If all you want to do is prevent other websites from using your API on their web pages then you could use Referrer headers but keep in mind that not all browsers send Referrers (and some proxies strip them too!). This means you'd want to allow all requests missing a referrer, and this would only give you partial protection. Also, Referrers can be easily forged, so if some other website really wants to use your API they can always just spoof a browser and access your API from their servers.
Are you, or can you use a cookie based authentication? My experience is based on ASP.NET forms authentication, but the same approach should be viable with PHP with a little code.
The basic idea is, when the user authenticates through the web app, a cookie that has an encrypted value is returned to the client browser. The json api would then use that cookie to validate the identity of the caller.
This approach obviously requires the use of cookies, so that may or may not be a problem for you.
Sorry, maybe I'm wrong but... can it be made using HTTPS?
You can (?) have your API accessible via https://example.com/json/?var1=x&var2=y, thus only authenticated consumer can get your data...

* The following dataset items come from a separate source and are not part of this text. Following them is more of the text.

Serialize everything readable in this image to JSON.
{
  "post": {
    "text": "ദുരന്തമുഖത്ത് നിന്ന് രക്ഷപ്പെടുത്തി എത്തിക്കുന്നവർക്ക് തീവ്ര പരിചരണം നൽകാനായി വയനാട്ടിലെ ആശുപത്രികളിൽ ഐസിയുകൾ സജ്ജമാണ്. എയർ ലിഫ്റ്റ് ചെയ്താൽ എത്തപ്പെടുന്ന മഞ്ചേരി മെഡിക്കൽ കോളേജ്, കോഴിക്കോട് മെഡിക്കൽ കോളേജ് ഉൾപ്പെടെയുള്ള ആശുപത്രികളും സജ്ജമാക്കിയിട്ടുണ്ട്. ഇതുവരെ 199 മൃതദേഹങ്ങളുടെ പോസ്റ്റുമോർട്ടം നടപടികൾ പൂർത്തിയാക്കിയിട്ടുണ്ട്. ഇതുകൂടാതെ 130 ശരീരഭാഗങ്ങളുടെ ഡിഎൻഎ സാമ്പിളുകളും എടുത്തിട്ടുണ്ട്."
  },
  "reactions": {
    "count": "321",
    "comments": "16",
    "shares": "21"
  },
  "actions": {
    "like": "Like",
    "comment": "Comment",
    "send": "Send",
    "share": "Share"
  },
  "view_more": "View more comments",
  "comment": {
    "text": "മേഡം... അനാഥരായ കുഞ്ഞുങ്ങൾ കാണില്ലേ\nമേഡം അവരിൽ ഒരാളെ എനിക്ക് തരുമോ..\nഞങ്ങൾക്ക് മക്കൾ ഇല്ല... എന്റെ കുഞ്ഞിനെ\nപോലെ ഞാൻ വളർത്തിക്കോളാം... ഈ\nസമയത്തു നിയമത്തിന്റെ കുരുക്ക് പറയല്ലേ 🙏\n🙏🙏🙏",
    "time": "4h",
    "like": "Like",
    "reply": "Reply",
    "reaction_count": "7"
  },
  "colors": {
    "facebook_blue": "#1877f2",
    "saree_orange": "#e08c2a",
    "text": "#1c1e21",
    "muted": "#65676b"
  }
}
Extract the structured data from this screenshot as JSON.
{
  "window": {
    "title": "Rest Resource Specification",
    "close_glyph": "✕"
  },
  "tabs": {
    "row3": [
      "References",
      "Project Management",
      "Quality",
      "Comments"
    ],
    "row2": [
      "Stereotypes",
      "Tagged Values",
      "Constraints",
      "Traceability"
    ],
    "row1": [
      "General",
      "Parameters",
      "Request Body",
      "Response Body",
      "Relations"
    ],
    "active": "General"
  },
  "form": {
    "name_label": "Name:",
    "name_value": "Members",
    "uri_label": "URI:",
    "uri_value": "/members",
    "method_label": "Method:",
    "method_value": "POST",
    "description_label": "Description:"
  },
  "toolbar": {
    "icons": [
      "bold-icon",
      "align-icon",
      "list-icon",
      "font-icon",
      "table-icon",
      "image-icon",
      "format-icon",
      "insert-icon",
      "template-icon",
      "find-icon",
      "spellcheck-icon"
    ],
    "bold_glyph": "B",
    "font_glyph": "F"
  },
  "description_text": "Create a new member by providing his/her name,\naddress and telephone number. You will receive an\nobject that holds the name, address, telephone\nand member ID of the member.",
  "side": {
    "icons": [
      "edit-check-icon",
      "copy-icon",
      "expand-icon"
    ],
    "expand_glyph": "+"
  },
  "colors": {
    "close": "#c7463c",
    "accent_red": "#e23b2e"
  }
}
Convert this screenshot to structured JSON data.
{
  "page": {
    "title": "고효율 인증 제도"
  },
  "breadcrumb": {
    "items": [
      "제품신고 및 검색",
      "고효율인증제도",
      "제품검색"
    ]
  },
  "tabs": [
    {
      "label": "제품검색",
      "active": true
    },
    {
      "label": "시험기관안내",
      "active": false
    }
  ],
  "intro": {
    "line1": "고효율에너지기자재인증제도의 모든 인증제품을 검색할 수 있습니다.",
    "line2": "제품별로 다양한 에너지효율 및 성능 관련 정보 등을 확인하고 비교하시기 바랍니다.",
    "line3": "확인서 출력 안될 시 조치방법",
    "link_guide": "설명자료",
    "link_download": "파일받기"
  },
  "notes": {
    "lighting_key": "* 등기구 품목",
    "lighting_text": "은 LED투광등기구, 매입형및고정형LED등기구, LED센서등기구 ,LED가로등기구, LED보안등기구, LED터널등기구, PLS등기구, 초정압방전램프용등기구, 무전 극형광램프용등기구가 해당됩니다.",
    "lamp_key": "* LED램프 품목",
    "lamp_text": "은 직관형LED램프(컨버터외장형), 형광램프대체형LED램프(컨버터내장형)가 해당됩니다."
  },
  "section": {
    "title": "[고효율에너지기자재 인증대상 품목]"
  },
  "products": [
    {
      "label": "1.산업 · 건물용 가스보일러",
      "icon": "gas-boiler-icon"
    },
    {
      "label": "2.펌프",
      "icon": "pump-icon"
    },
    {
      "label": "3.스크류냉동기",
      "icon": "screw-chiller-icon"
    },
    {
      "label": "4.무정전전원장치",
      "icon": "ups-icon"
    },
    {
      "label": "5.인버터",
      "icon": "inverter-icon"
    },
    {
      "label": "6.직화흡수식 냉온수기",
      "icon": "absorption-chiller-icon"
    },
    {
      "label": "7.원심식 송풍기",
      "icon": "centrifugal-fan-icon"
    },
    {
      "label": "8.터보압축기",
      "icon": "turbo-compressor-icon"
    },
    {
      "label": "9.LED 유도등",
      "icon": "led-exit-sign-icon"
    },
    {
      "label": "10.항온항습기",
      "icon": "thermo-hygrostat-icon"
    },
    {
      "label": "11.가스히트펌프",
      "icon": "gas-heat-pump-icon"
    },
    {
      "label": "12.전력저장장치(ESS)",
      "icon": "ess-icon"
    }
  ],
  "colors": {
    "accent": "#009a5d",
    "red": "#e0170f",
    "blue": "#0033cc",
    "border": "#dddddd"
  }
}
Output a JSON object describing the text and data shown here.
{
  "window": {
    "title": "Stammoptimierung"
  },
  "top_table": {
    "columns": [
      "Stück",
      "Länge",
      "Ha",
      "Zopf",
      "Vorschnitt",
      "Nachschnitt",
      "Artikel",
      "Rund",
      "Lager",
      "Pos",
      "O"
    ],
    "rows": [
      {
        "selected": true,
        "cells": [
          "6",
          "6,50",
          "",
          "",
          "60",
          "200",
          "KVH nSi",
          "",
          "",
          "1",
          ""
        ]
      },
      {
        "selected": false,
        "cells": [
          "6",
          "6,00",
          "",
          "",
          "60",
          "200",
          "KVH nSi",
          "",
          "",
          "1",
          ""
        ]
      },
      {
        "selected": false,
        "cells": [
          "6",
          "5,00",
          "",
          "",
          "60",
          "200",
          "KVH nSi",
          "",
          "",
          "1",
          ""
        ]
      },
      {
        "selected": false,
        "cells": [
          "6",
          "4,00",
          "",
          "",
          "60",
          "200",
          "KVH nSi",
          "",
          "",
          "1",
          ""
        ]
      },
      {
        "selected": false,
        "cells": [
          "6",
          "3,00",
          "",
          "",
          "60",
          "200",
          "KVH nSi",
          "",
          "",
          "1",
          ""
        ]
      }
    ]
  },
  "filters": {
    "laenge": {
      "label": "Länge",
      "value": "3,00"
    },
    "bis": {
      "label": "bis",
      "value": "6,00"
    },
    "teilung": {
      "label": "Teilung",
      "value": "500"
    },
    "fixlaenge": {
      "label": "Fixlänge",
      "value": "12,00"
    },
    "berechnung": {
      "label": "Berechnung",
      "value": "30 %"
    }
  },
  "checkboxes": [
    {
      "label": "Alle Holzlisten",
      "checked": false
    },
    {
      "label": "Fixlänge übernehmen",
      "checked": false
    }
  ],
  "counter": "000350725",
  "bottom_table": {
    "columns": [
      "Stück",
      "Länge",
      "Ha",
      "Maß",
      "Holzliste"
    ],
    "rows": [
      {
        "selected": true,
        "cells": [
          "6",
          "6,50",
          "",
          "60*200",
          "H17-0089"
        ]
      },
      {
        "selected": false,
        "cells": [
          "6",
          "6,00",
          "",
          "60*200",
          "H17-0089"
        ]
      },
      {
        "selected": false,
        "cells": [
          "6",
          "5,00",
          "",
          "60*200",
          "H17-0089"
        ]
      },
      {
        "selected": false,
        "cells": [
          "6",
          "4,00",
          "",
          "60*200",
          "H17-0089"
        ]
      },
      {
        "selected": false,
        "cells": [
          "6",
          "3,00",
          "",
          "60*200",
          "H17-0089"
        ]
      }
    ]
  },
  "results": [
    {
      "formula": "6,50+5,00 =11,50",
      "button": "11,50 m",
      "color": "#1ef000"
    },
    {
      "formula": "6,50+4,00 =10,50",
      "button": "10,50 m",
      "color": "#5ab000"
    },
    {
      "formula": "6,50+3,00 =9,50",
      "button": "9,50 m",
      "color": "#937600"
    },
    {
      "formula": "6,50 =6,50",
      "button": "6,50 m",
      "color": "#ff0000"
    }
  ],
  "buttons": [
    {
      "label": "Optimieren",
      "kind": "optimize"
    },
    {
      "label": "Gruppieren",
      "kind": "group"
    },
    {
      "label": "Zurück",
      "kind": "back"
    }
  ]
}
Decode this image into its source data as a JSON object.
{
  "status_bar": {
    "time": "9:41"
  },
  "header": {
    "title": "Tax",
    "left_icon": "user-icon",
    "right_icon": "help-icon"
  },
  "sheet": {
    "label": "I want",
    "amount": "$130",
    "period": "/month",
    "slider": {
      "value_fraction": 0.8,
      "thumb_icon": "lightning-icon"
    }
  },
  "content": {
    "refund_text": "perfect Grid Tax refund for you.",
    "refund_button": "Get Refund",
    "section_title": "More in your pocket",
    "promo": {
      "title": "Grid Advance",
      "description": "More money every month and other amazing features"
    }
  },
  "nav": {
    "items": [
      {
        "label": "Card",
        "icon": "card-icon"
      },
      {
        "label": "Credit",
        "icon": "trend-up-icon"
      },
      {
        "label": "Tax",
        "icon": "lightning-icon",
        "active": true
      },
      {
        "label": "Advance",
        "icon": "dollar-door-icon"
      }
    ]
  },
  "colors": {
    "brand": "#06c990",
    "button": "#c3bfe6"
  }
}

Sorry, there's no DRM on the web :-)
You can not treat HTML as a trusted client. It's a plain text script interpreted on other people's computers as they see fit. Whatever you allow your "own" JavaScript code do you allow anyone. You can't even define how long it's "yours" with Greasemonkey and Firebug in the wild.
You must duplicate all access control and business logic restrictions in the server as if none of it were present in your JavaScript client.
Include the service in your SSO, restrict the URLs each user has access to, design the service keeping wget as the client in mind, not your well behaved JavaScript code.